「戦略コンサルティングに3カ月もかけているが、そのうちの8割は、お客様の経営者にお会いして40分で浮かんでいた。」
(引用)戦略質問 短時間だからこそ優れた打ち手がひらめく、著者:金巻龍一、発行所:東洋経済新報社、2021年、1
私たちは、戦略を練るとき、コンサルの力を借りることも多いのではないだろうか。しかし、本来ならコンサルの力を借りず、自分たちの手で戦略を練っていきたいものだ。どのようにしたら、戦略やビジネスモデルを発想するためのスタートにおいて「ひらめき」を得ることができるのだろうか。また、コンサルは、どのようにして戦略を顧客に提案していくのだろう。そんなことを思い描いていたら、一冊の本に出会った。その書籍は、「戦略質問 短時間だからこそ優れた打ち手がひらめく」である。著者の金巻氏は、アクセンチュア、PwCコンサルティング、IBM戦略コンサルティンググループなど、20年超にわたり、戦略コンサルティングに従事されてきた。とても興味が湧いたので、拝読させていただくことにした。
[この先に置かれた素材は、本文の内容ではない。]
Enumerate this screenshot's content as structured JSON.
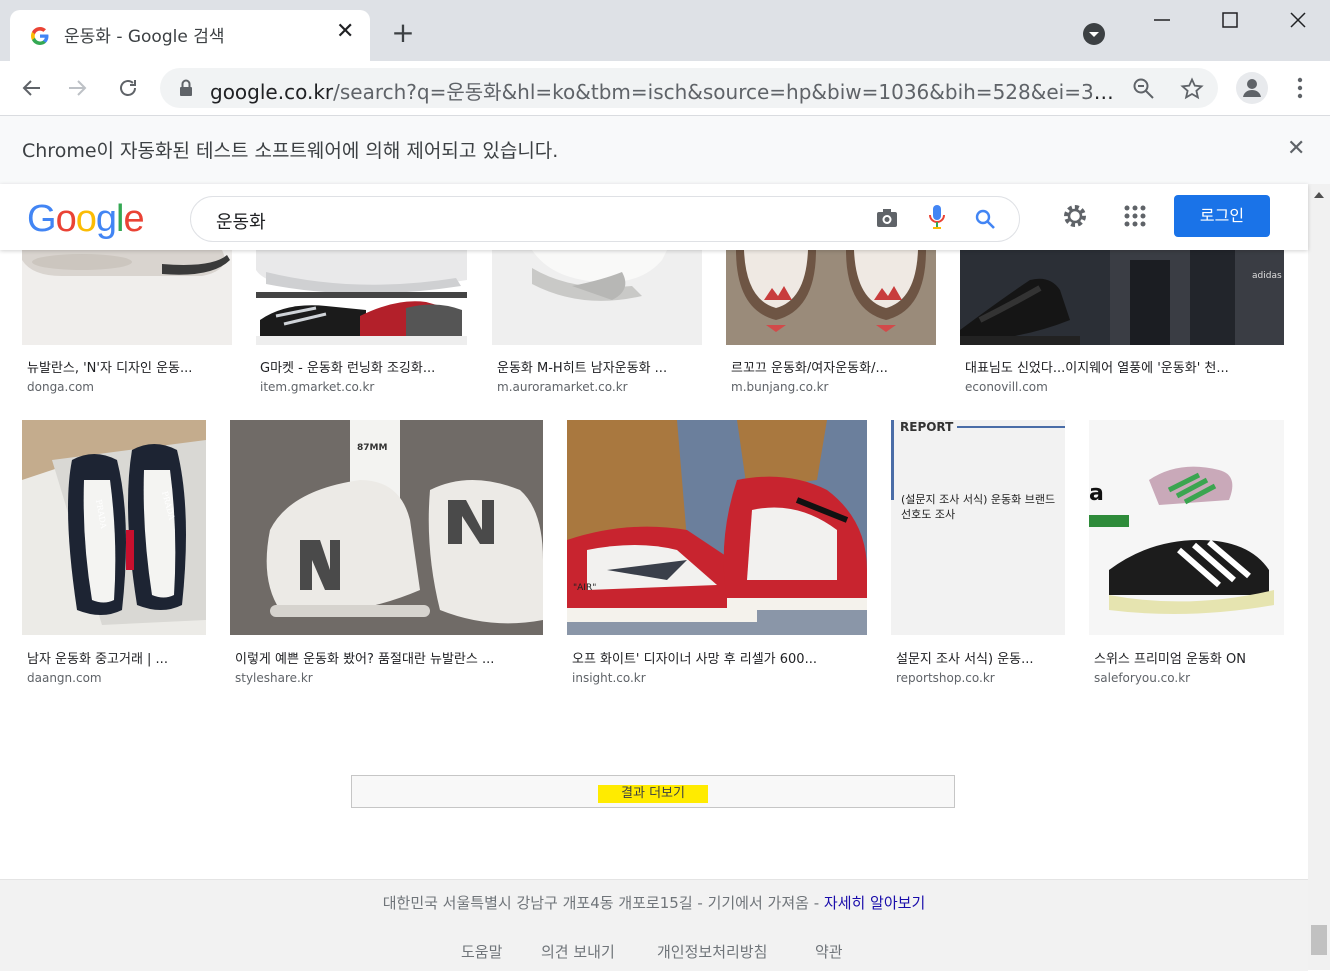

本書では、巻末にも纏められているが10のセントラルクエスチョンが登場する。書籍のタイトルにもなっている「質問」、つまりコンサルから顧客への問いかけが戦略を練り上げることにつながっていく。冒頭、戦略などには、「ひらめき」を得ることが大切だと書いた。本書には、金巻氏が「あなたの会社のあるべき姿はなんですか?」とポピュラーな質問をするのではなく、「(経営トップである)あなたの個人的な野心はなんでしょうか?」と言う問いかけをすることがあるという(本書、30)。私は、この「野心(アンビション)」と言う単語が気に入った。本書では、金巻氏自身の経験により、PwCコンサルティングが突如、IBMから買収を受けたときのエピソードを紹介している。その際、私は、日本のPwCコンサルティング代表だった倉重英樹氏が「この統合の野心を語ろう」と言われたことに感銘を受けた。その結果、IBM対PwCが「IBM+PwC」対「競合」という図式になったのかなと金巻氏は語っている。この「野心」という単語には、敵対すると思われる相手に対しても、ともに共通の思いを駆り立てるということに有効であると感じた。
冒頭に紹介したのは、金巻氏が事業会社の経営者からコンサルティング会社の代表に転身されたかたがふと口にされた言葉であるという。金巻氏も、かなりの衝撃を受け、心のどこかに同じような感覚を覚えたと言われる。
そこから本書はスタートしているのだが、本当にコンサルがそのように思っていたとしたら、クライアントからすれば高いフィーをコンサルに支払い、時間も無駄にしていることになる。このたび、金巻氏が本書では、惜しげもなく、コンサルの質問について披露してくれている。それぞれ、10のセントラルクエッションは、なぜこの質問をするのかと言った背景まで説明してくれている。本書で紹介されている質問にそって解を見つけていけば、戦略のコアにたどり着く。自社が競争優位に立つべきには、どのような発想、ひらめきが必要なのだろうかという戦略のコアに向かって。
さらに本書では、ビジョンと戦略は結びつかなければならないのか、また経営戦略と経営計画の違いなど、ベーシックな部分にも触れられている。また、当然ながら、それを実現させるためのミッシングパーツ(不足する機能や能力)を洗い出す質問も忘れていない。
本書の最後では、金巻氏が尊敬するという経営者から教えていただいた静止画と動画の話が登場する。これは、会社の野心とその道筋をシンプルに語る上で有効だと感じた。
金巻氏によれば、誰にでも「戦略策定の機会がある」と言われる。
本書は、立案された戦略が、本当に戦略になっているのか、また「選択と集中」が行われているかを問うことができる。そして、何かと膨張しやすい戦略は、少人数、短期決戦で戦略を立案するときに集中して討議していくことが重要だと理解した。
時に「戦略」という言葉が独り歩きし、なんのために「戦略」を立てているのか、また有効に機能しているのか分からなくなるときもある。しかしながら、ここに紹介された「戦略質問」によって、読者は、優れた打ち手がひらめき、真の戦略を手に入れることができると実感した。
今後、私も実際の仕事において、戦略質問を活用していきたいと思うに至った。